So it turns out that, while PIV mode doesn't support 4k keys, OpenPGP mode does. So your yubikey can do it, just if you use the PIV interface stuff, it refuses. The thing is that OpenPGP mode is horrible to interface with. Some people managed to work with it by telling GnuPG to use some binary values for things like x509 constraints, for example these scripts allows you to manage a CA with an RSA 4k key from a yubikey: https://github.com/jymigeon/gpgsm-as-ca

It's hacky, doesn't support simply signing a CSR as-is (key is generated by the CA, basically, though you can probably also make it support CSRs, it's just not what the script does at the moment), but it works. Hope this helps, I basically resigned to using a 2k cert with PIV mode, not realizing that PGP mode is not just for PGP keys and then having to start over.

david-l-riley commented 3 years ago

I will verify that the Yubikey 4 absolutely does support 4096-bit RSA; I've used it with mine for years. However, as has been said above, it doesn't exactly support it for PIV because the spec only allows for 2048 bit. It works fine with OpenPGP mode, but as the above comment mentions, that may well not be supported for your use case.

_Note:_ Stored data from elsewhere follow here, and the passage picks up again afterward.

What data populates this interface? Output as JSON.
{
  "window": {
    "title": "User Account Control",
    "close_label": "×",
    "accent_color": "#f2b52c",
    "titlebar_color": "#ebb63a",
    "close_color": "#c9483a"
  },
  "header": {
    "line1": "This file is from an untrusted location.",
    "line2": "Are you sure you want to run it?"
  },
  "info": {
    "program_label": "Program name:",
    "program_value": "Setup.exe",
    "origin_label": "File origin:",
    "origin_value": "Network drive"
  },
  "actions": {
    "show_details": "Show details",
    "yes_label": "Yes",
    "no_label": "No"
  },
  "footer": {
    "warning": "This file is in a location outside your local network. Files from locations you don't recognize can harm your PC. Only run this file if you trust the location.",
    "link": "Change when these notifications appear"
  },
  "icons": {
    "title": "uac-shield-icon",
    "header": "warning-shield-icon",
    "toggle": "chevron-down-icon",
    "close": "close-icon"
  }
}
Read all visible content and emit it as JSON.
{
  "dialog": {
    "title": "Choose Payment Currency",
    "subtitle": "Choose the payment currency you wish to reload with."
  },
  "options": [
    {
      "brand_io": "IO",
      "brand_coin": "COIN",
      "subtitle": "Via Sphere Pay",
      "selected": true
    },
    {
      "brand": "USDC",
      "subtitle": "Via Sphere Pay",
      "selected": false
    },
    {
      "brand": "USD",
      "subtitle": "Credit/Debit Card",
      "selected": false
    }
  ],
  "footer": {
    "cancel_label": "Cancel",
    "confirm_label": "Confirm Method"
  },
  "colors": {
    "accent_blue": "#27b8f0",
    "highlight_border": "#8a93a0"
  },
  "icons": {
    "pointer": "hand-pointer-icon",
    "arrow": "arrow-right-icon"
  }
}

On the other hand, if your use case can support ECDSA, the Yubikey 5 definitely supports that just fine (and I'd test with the 4 but I don't have a machine with a USB-A port handy just at the moment). Here's the output of pkcs11-tool -M for my 5C:

$ pkcs11-tool -M
Using slot 0 with a present token (0x0)
Supported mechanisms:
  SHA-1, digest
  SHA224, digest
  SHA256, digest
  SHA384, digest
  SHA512, digest
  MD5, digest
  RIPEMD160, digest
  GOSTR3411, digest
  ECDSA, keySize={256,384}, hw, sign, verify, EC OID, EC uncompressed
  ECDSA-SHA1, keySize={256,384}, sign, verify
  ECDSA-SHA224, keySize={256,384}, sign, verify
  ECDSA-SHA256, keySize={256,384}, sign, verify
  ECDSA-SHA384, keySize={256,384}, sign, verify
  ECDSA-SHA512, keySize={256,384}, sign, verify
  ECDH1-COFACTOR-DERIVE, keySize={256,384}, hw, derive, EC OID, EC uncompressed
  ECDH1-DERIVE, keySize={256,384}, hw, derive, EC OID, EC uncompressed
  RSA-X-509, keySize={1024,3072}, hw, decrypt, sign, verify
  RSA-PKCS, keySize={1024,3072}, hw, decrypt, sign, verify
  SHA1-RSA-PKCS, keySize={1024,3072}, sign, verify
  SHA224-RSA-PKCS, keySize={1024,3072}, sign, verify
  SHA256-RSA-PKCS, keySize={1024,3072}, sign, verify
  SHA384-RSA-PKCS, keySize={1024,3072}, sign, verify
  SHA512-RSA-PKCS, keySize={1024,3072}, sign, verify
  MD5-RSA-PKCS, keySize={1024,3072}, sign, verify
  RIPEMD160-RSA-PKCS, keySize={1024,3072}, sign, verify
  RSA-PKCS-PSS, keySize={1024,3072}, hw, sign, verify
  SHA1-RSA-PKCS-PSS, keySize={1024,3072}, sign, verify
  SHA224-RSA-PKCS-PSS, keySize={1024,3072}, sign, verify
  SHA256-RSA-PKCS-PSS, keySize={1024,3072}, sign, verify
  SHA384-RSA-PKCS-PSS, keySize={1024,3072}, sign, verify
  SHA512-RSA-PKCS-PSS, keySize={1024,3072}, sign, verify

The problem here is a deficiency in the PIV spec, not the Yubikey (which would not be doing anyone a favor by adding modes out of spec, running the risk of fragmenting the ecosystem down the line if such a thing were ever introduced by later standards).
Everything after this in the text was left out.